The legacy of outages
The way these outages often manifest at a company is: A DevOps Engineer makes a configuration change, which causes an outage in a component that unexpectedly relied on the old value. In the incident review, you discover that you followed the process, yet it still broke; therefore, we must need more process. This eventually leads to processes that are more focused on diluting blame than actually building confidence. We call this Risk Management Theatre, and it affects the more than you would think:
- A company experiences an outage and adds more process to try to avoid this problem in the future. This increases the lead time for changes
- Compared to high-performing companies, low-performing companies participating heavily in risk management theatre have a 440x longer lead time. This leads to a much lower deployment frequency
- A lower deployment frequency means each change must be 46x bigger if they are to keep up with their high-performing counterparts
- Larger changes and less practice in doing them means changes are 5x more likely to fail
- All of the above means that when things do go wrong, they go wrong in a big way, taking 96x longer to recover from
Doesn’t observability solve this?
Observability has helped engineering and DevOps teams better understand how their systems perform by implementing millions of metrics, ingesting terabytes of logs, and tracing a single request through tens (hopefully not hundreds) of microservices. But this approach isn’t well suited to these outages that occur outside a user’s mental model.

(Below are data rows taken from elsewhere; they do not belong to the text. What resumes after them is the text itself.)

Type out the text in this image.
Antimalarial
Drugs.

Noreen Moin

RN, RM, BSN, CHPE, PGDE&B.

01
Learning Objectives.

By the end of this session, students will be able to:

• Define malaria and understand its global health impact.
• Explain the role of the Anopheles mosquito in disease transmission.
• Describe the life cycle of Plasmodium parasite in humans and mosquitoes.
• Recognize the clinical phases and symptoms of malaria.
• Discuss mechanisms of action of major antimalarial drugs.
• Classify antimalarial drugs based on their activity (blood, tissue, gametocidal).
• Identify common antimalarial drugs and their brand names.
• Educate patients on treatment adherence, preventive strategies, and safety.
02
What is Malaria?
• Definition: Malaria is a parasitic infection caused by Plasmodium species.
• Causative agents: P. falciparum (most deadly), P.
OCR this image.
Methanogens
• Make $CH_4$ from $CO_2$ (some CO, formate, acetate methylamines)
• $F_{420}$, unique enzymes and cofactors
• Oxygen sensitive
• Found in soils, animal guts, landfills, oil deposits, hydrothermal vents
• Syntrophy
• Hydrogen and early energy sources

Observability tools let you see the outputs of a system in great detail (metrics, traces, logs). This means if you have a good mental model of how the system works, you can then infer what the inputs and internal state of the system must look like for it to produce those outputs. But that’s a pretty big if.

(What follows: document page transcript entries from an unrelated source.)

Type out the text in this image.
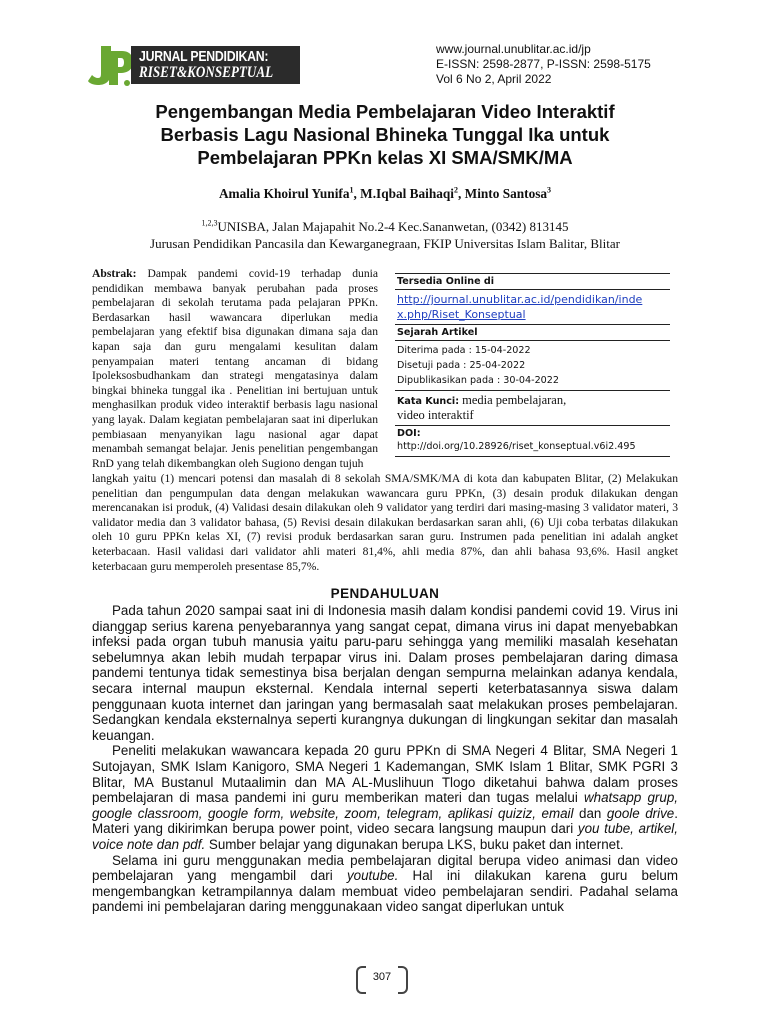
JURNAL PENDIDIKAN:
RISET&KONSEPTUAL
www.journal.unublitar.ac.id/jp
E-ISSN: 2598-2877, P-ISSN: 2598-5175
Vol 6 No 2, April 2022
Pengembangan Media Pembelajaran Video Interaktif
Berbasis Lagu Nasional Bhineka Tunggal Ika untuk
Pembelajaran PPKn kelas XI SMA/SMK/MA
Amalia Khoirul Yunifa$^1$, M.Iqbal Baihaqi$^2$, Minto Santosa$^3$
$^{1,2,3}$UNISBA, Jalan Majapahit No.2-4 Kec.Sananwetan, (0342) 813145
Jurusan Pendidikan Pancasila dan Kewarganegraan, FKIP Universitas Islam Balitar, Blitar
Abstrak: Dampak pandemi covid-19 terhadap dunia pendidikan membawa banyak perubahan pada proses pembelajaran di sekolah terutama pada pelajaran PPKn. Berdasarkan hasil wawancara diperlukan media pembelajaran yang efektif bisa digunakan dimana saja dan kapan saja dan guru mengalami kesulitan dalam penyampaian materi tentang ancaman di bidang Ipoleksosbudhankam dan strategi mengatasinya dalam bingkai bhineka tunggal ika . Penelitian ini bertujuan untuk menghasilkan produk video interaktif berbasis lagu nasional yang layak. Dalam kegiatan pembelajaran saat ini diperlukan pembiasaan menyanyikan lagu nasional agar dapat menambah semangat belajar. Jenis penelitian pengembangan RnD yang telah dikembangkan oleh Sugiono dengan tujuh
Tersedia Online di
http://journal.unublitar.ac.id/pendidikan/inde
x.php/Riset_Konseptual
Sejarah Artikel
Diterima pada : 15-04-2022
Disetuji pada : 25-04-2022
Dipublikasikan pada : 30-04-2022
Kata Kunci: media pembelajaran,
video interaktif
DOI:
http://doi.org/10.28926/riset_konseptual.v6i2.495
langkah yaitu (1) mencari potensi dan masalah di 8 sekolah SMA/SMK/MA di kota dan kabupaten Blitar, (2) Melakukan penelitian dan pengumpulan data dengan melakukan wawancara guru PPKn, (3) desain produk dilakukan dengan merencanakan isi produk, (4) Validasi desain dilakukan oleh 9 validator yang terdiri dari masing-masing 3 validator materi, 3 validator media dan 3 validator bahasa, (5) Revisi desain dilakukan berdasarkan saran ahli, (6) Uji coba terbatas dilakukan oleh 10 guru PPKn kelas XI, (7) revisi produk berdasarkan saran guru. Instrumen pada penelitian ini adalah angket keterbacaan. Hasil validasi dari validator ahli materi 81,4%, ahli media 87%, dan ahli bahasa 93,6%. Hasil angket keterbacaan guru memperoleh presentase 85,7%.
PENDAHULUAN

Pada tahun 2020 sampai saat ini di Indonesia masih dalam kondisi pandemi covid 19. Virus ini dianggap serius karena penyebarannya yang sangat cepat, dimana virus ini dapat menyebabkan infeksi pada organ tubuh manusia yaitu paru-paru sehingga yang memiliki masalah kesehatan sebelumnya akan lebih mudah terpapar virus ini. Dalam proses pembelajaran daring dimasa pandemi tentunya tidak semestinya bisa berjalan dengan sempurna melainkan adanya kendala, secara internal maupun eksternal. Kendala internal seperti keterbatasannya siswa dalam penggunaan kuota internet dan jaringan yang bermasalah saat melakukan proses pembelajaran. Sedangkan kendala eksternalnya seperti kurangnya dukungan di lingkungan sekitar dan masalah keuangan.

Peneliti melakukan wawancara kepada 20 guru PPKn di SMA Negeri 4 Blitar, SMA Negeri 1 Sutojayan, SMK Islam Kanigoro, SMA Negeri 1 Kademangan, SMK Islam 1 Blitar, SMK PGRI 3 Blitar, MA Bustanul Mutaalimin dan MA AL-Muslihuun Tlogo diketahui bahwa dalam proses pembelajaran di masa pandemi ini guru memberikan materi dan tugas melalui whatsapp grup, google classroom, google form, website, zoom, telegram, aplikasi quiziz, email dan goole drive. Materi yang dikirimkan berupa power point, video secara langsung maupun dari you tube, artikel, voice note dan pdf. Sumber belajar yang digunakan berupa LKS, buku paket dan internet.

Selama ini guru menggunakan media pembelajaran digital berupa video animasi dan video pembelajaran yang mengambil dari youtube. Hal ini dilakukan karena guru belum mengembangkan ketrampilannya dalam membuat video pembelajaran sendiri. Padahal selama pandemi ini pembelajaran daring menggunakaan video sangat diperlukan untuk

307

“Implicit in every observability solution is the idea that the user already knows how the system is supposed to work, how it was set up, what the components are, and what ‘good’, or even just ‘working’ means. If you built the system or have excellent eng onboarding, this might be true. But it turns out that at scale and over time, this is never true,” - Aneel Lakhani, an Overmind angel and early employee at SignalFx and Honeycomb.

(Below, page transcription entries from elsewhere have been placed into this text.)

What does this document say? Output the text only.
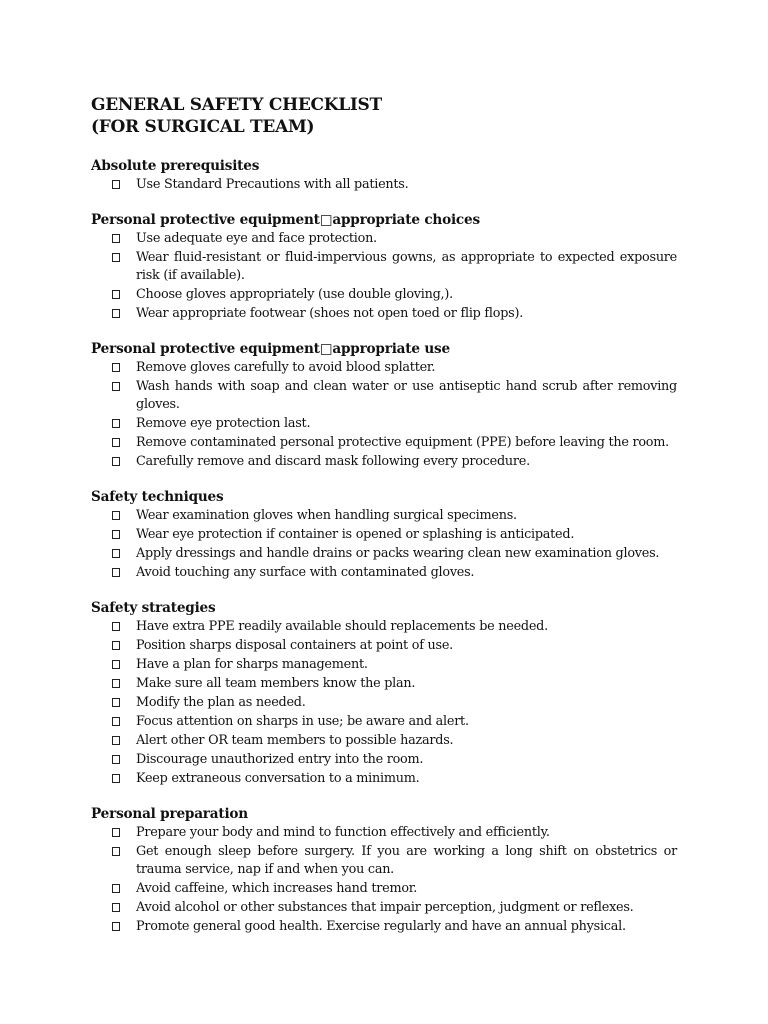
GENERAL SAFETY CHECKLIST
(FOR SURGICAL TEAM)
Absolute prerequisites
Use Standard Precautions with all patients.
Personal protective equipment□appropriate choices
Use adequate eye and face protection.
Wear fluid-resistant or fluid-impervious gowns, as appropriate to expected exposure risk (if available).
Choose gloves appropriately (use double gloving,).
Wear appropriate footwear (shoes not open toed or flip flops).
Personal protective equipment□appropriate use
Remove gloves carefully to avoid blood splatter.
Wash hands with soap and clean water or use antiseptic hand scrub after removing gloves.
Remove eye protection last.
Remove contaminated personal protective equipment (PPE) before leaving the room.
Carefully remove and discard mask following every procedure.
Safety techniques
Wear examination gloves when handling surgical specimens.
Wear eye protection if container is opened or splashing is anticipated.
Apply dressings and handle drains or packs wearing clean new examination gloves.
Avoid touching any surface with contaminated gloves.
Safety strategies
Have extra PPE readily available should replacements be needed.
Position sharps disposal containers at point of use.
Have a plan for sharps management.
Make sure all team members know the plan.
Modify the plan as needed.
Focus attention on sharps in use; be aware and alert.
Alert other OR team members to possible hazards.
Discourage unauthorized entry into the room.
Keep extraneous conversation to a minimum.
Personal preparation
Prepare your body and mind to function effectively and efficiently.
Get enough sleep before surgery. If you are working a long shift on obstetrics or trauma service, nap if and when you can.
Avoid caffeine, which increases hand tremor.
Avoid alcohol or other substances that impair perception, judgment or reflexes.
Promote general good health. Exercise regularly and have an annual physical.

This doesn’t mean you don’t need observability; you probably do. Just that it’s unfair to expect it to solve problems caused by unknown unknowns.
So how do we solve it?
I believe that the answer is enabling engineers to produce new mental models on-demand, either as part of planning a change or in response to an outage. Our current tools don’t support this kind of work, though. When building a mental model, we use “primal” low-level interactions with the system, usually via the command line which requires a great deal of expertise and time. If we are to solve this, we must make building mental models much faster, meaning:
- Being able to discover the same kind of detailed configuration you’d get using the command line, but faster and with less required domain knowledge
- Discovering relationships between pieces of your infrastructure without needing someone to document it manually since we know our documentation is perpetually out-of-date
- Building confidence by using these relationships to determine a realistic blast radius and planning your interaction accordingly
If we can do all of the above automatically, then we can:
- Actively monitor the blast radius for unexpected consequences of a change
- Audit the change to ensure that you implemented it correctly
Or do this in reverse: Start by looking at the item that is broken, and use our blast radius knowledge to determine everything that could have caused that to break, then compare the state of these things to before the outage and see what changes could have caused the issue
This is what we’re building at Overmind. We’ll map your entire infrastructure with no user input and allow you to use this map to build confidence faster than ever before.
*Overmind is now available to try for free. Get started by signing up and creating an account here.
Thanks!
Addendum: Some rare people contradict what I’ve said here by having an amazingly detailed mental model. Often they’ve been around the longest and are the hero that solves the most complex problems. The problem with these heroes is that they are hard to scale. Their mental models are challenging to share, and if you have an organisation of non-trivial size, you end up with lots of people who need that model but don't have it.